Desa Tanjung Raya — Masyarakat Desa Tanjung Raya menggelar tradisi berkarang bersama di sungai desa sebagai rangkaian acara menyambut wafat Nabi Muhammad SAW dan para ulama. Kegiatan yang digelar di tengah suasana gotong royong ini sekaligus menjadi momentum melestarikan tradisi turun-temurun serta menikmati hasil sungai sendiri.
Yadi sebagai Sekretaris Desa (Sekdes) menjelaskan bahwa acara ini digelar dalam rangka menyambut wafat Nabi Muhammad SAW beserta para ulama terkasih. “Kami mengadakan ibarat beson berkarang bersama dalam masyarakat.”

Ikan-ikan yang diperoleh bukan hasil tebaran sengaja, melainkan hasil sungai yang memang dibudidayakan secara tradisional dari tahun ke tahun. “Alhamdulillah dari hasil sungai sendiri, abadi dan memang dibudidayakan dari tradisi tahun menurun-menurun dari tahun dulu sampai sekarang,”
Jenis ikan yang banyak ditemukan di antaranya kebawang, samutek, keliat, paung, dan cengkak.
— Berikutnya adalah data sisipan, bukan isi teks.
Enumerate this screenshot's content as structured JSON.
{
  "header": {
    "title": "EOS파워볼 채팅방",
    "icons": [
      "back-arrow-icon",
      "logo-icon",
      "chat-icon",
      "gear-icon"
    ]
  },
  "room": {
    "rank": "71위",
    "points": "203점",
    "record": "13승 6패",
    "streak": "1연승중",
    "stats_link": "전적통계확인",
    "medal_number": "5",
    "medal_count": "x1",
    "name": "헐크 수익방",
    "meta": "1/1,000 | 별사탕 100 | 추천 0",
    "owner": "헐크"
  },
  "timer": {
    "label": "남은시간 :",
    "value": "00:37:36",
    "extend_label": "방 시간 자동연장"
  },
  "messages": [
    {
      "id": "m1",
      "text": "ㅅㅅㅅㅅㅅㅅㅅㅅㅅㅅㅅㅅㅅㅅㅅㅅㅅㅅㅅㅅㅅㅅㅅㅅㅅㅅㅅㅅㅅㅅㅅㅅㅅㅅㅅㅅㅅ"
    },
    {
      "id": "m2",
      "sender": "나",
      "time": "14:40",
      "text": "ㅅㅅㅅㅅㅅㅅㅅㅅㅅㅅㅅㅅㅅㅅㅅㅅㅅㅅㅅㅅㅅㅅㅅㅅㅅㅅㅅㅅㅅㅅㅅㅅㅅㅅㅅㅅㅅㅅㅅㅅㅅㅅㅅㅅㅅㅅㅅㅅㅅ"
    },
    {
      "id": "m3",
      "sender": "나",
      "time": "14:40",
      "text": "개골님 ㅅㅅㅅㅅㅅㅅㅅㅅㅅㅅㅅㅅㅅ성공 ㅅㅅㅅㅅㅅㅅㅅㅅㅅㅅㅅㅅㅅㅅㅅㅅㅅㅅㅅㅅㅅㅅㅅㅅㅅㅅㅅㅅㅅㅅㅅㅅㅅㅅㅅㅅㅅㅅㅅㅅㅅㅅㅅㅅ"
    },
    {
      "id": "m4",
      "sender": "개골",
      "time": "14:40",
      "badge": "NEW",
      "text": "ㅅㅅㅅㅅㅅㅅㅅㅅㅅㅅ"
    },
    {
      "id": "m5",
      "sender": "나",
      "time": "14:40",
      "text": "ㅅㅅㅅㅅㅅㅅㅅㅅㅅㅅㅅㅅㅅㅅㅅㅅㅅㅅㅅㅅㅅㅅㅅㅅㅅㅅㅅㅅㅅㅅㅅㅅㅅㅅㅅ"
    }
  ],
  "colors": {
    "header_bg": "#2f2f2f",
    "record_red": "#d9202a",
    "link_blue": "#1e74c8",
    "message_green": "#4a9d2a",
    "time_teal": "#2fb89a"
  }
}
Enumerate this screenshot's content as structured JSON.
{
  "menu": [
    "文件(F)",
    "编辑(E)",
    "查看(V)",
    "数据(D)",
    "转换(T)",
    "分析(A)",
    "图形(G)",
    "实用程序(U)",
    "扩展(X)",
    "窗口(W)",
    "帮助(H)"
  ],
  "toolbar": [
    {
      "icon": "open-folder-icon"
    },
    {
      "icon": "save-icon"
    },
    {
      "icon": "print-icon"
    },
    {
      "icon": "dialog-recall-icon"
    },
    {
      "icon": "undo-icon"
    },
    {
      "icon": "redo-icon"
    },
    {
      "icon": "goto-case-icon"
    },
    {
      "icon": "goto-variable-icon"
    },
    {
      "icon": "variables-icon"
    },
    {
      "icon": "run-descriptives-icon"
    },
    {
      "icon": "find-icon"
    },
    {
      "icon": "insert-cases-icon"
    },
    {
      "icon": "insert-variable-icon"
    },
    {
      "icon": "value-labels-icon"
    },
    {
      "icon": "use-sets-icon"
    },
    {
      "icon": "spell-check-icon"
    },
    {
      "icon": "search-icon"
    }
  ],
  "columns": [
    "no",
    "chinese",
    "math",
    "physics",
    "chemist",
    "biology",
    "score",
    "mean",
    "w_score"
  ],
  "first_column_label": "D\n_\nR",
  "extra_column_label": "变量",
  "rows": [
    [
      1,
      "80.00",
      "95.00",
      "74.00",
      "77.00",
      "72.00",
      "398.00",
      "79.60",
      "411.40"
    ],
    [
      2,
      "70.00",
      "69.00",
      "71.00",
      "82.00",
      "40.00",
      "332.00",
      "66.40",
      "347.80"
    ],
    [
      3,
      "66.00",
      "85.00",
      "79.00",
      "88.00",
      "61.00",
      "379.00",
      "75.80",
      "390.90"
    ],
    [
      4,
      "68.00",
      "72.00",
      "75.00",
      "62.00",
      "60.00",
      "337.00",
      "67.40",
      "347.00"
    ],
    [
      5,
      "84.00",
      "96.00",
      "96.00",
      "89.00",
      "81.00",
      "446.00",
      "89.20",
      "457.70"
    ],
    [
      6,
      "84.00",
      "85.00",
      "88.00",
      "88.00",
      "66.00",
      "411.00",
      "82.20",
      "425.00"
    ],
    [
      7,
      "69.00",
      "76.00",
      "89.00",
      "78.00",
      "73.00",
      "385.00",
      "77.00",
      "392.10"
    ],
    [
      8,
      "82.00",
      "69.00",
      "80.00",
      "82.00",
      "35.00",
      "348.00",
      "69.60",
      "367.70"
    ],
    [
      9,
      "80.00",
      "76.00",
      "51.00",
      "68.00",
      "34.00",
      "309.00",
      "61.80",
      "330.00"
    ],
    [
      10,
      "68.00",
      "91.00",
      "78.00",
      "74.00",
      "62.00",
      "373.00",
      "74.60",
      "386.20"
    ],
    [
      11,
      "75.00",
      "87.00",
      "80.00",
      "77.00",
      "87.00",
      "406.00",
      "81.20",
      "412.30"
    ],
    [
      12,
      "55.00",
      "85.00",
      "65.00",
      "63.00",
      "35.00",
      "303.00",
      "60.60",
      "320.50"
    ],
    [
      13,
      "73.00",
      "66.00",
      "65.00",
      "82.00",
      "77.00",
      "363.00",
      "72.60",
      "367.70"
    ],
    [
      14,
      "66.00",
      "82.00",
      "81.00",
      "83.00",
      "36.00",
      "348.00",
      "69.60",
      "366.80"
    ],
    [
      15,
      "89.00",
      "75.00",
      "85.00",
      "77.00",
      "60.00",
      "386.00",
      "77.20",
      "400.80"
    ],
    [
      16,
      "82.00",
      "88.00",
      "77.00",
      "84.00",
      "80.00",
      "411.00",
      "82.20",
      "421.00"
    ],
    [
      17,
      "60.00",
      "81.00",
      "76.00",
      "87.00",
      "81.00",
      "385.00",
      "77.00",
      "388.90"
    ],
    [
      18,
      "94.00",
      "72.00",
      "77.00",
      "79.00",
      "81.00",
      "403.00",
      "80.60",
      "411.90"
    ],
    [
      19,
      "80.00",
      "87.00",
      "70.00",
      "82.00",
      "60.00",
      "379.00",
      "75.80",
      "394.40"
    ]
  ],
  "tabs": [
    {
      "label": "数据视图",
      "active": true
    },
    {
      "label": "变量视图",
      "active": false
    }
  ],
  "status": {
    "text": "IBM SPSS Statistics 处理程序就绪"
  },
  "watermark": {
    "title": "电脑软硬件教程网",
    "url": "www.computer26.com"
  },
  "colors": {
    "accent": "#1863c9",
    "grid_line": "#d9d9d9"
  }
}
Semua merupakan ikan sungai khas dusun setempat. Kegiatan ini diikuti warga, termasuk Ibu Kepala Desa yang turut serta mengumpulkan hasil tangkapan dalam ember merah besar.

Hasil tahun ini disebut lebih banyak dibandingkan tahun sebelumnya. Sekdes berharap tradisi ini terus dilestarikan dan dikembangkan. “Insya Allah kami akan tetap abadikan dan kepada pemerintah pusat kalau bisa kami ingin membantu untuk dibidikkan dan dikembangkan untuk ke depannya”. Hasil tangkapan nantinya dibagikan kepada masyarakat. “Insyaallah dibagi ke masyarakat,” tegasnya, kegiatan ini ditujukan untuk kemajuan masyarakat agar warga bisa menikmati hasil sungai mereka sendiri.
Acara berlangsung meriah dengan partisipasi warga di sekitar sungai dan mempererat silaturahmi, kegiatan ini juga menjadi bukti bahwa tradisi lokal masih hidup dan bermanfaat bagi kesejahteraan warga Desa Tanjung Raya.